Furthermore, Fannie will attempt to raise some $6 billion through the sale of additional stock. While the company is preparing for the worst, CEO Mudd thinks that FNM will emerge from this crisis much stronger than before. Many in the financial industry are reducing exposure to the troubled mortgage sector, yet Fannie and Freddie (FRE) are growing at full tilt. The two government backed corporations were responsible for 76% of new mortgage business ($450 billion) in the first three months of the year. The two mortgage giants have always owned a substantial portion of the domestic mortgage business but never to such a degree as they now control. Thus, revenues at Fannie grew by 23% over the same quarter a year ago, up to $3.8 billion.
As for our current ranking of Fannie, we are concerned by the losses, but profit—it can be argued—is an accounting fiction. At Ockham Research, we prefer to focus primarily on cash flow and sales which are much more difficult to finagle.
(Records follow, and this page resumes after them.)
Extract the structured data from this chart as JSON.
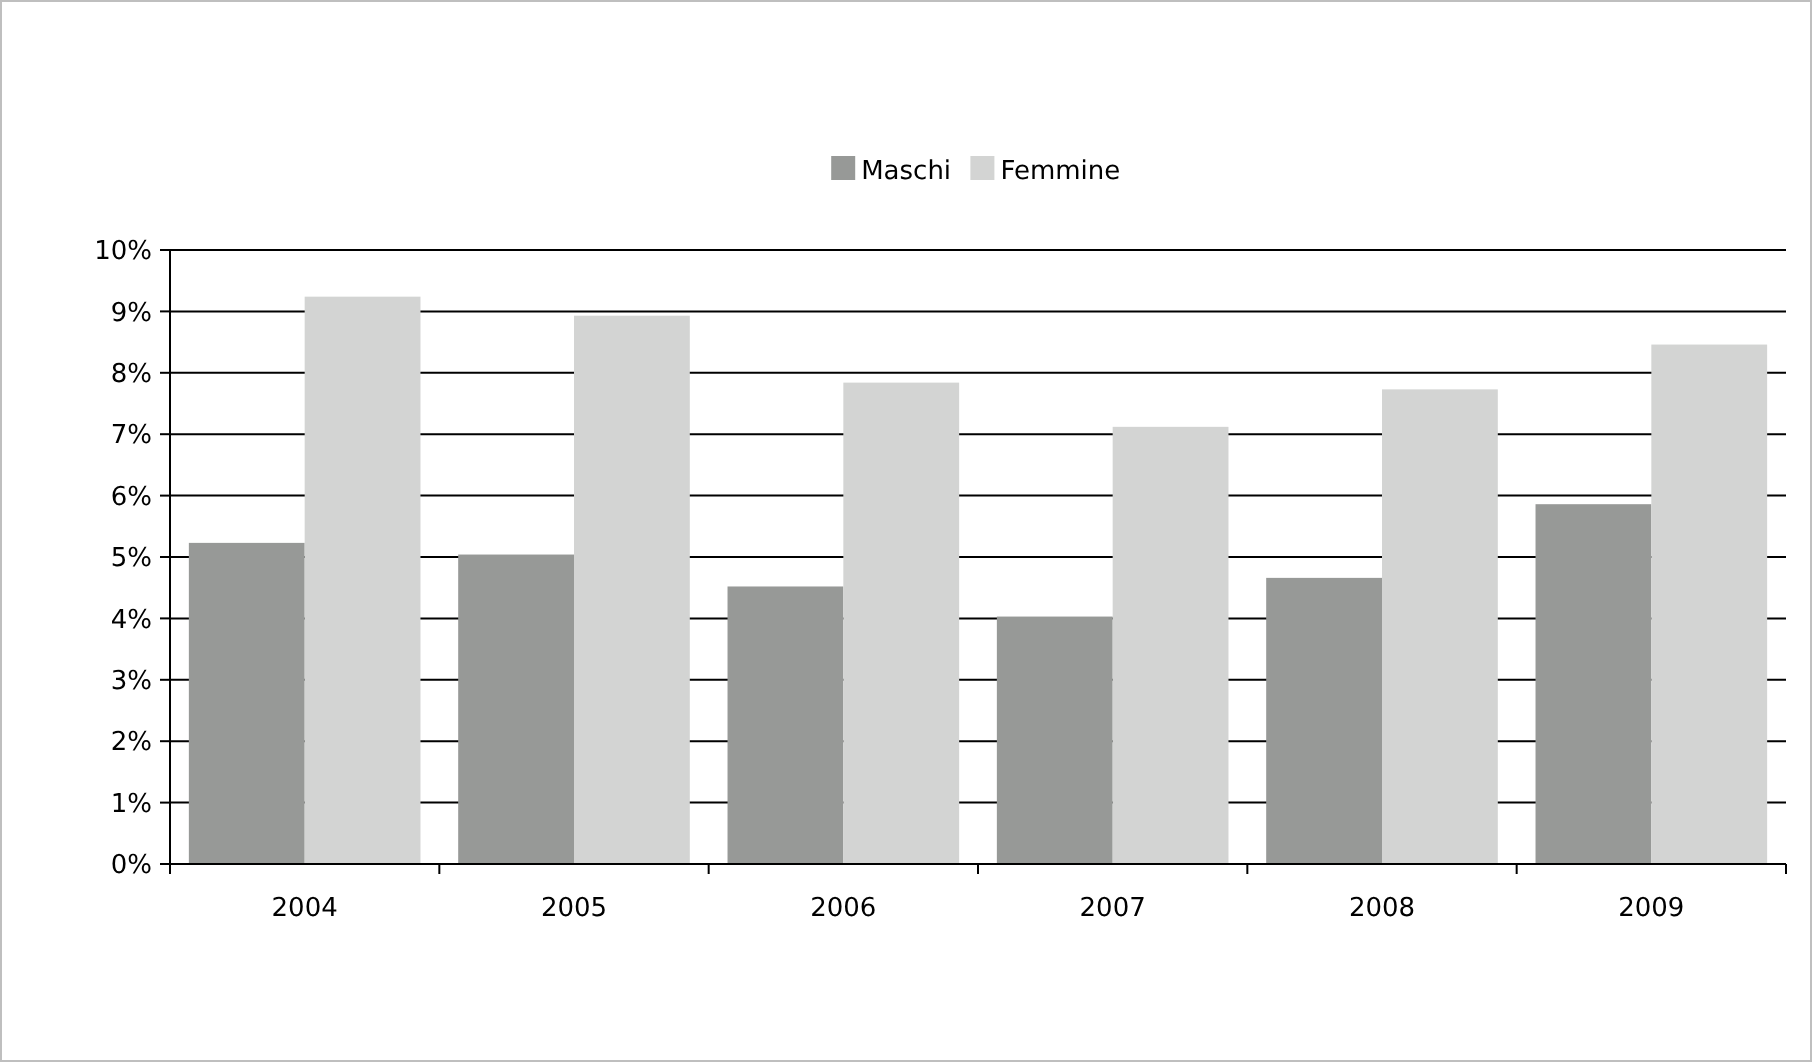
{
  "chart_data": {
    "type": "bar",
    "categories": [
      "2004",
      "2005",
      "2006",
      "2007",
      "2008",
      "2009"
    ],
    "series": [
      {
        "name": "Maschi",
        "color": "#979997",
        "values": [
          5.23,
          5.04,
          4.52,
          4.03,
          4.66,
          5.86
        ]
      },
      {
        "name": "Femmine",
        "color": "#d3d4d3",
        "values": [
          9.24,
          8.93,
          7.84,
          7.12,
          7.73,
          8.46
        ]
      }
    ],
    "ylim": [
      0,
      10
    ],
    "yticks": [
      {
        "value": 0,
        "label": "0%"
      },
      {
        "value": 1,
        "label": "1%"
      },
      {
        "value": 2,
        "label": "2%"
      },
      {
        "value": 3,
        "label": "3%"
      },
      {
        "value": 4,
        "label": "4%"
      },
      {
        "value": 5,
        "label": "5%"
      },
      {
        "value": 6,
        "label": "6%"
      },
      {
        "value": 7,
        "label": "7%"
      },
      {
        "value": 8,
        "label": "8%"
      },
      {
        "value": 9,
        "label": "9%"
      },
      {
        "value": 10,
        "label": "10%"
      }
    ],
    "grid": "y",
    "legend": "top"
  }
}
Fannie’s cash flow right now is negative, only slightly, but still a red flag in our model. Also, the current price-to-sales is high at 2.686 compared to the historically normal range of .978-1.53. Based on these valuation metrics as well as the tough times ahead, as admitted by the CEO, we have a final Ockham Rating of strong sell. When home values begin to stabilize and a housing market recovery is on track, Fannie and Freddie could again be suitable investments. We are not market timers, so we rely on valuation which tells us to avoid FNM at the present time.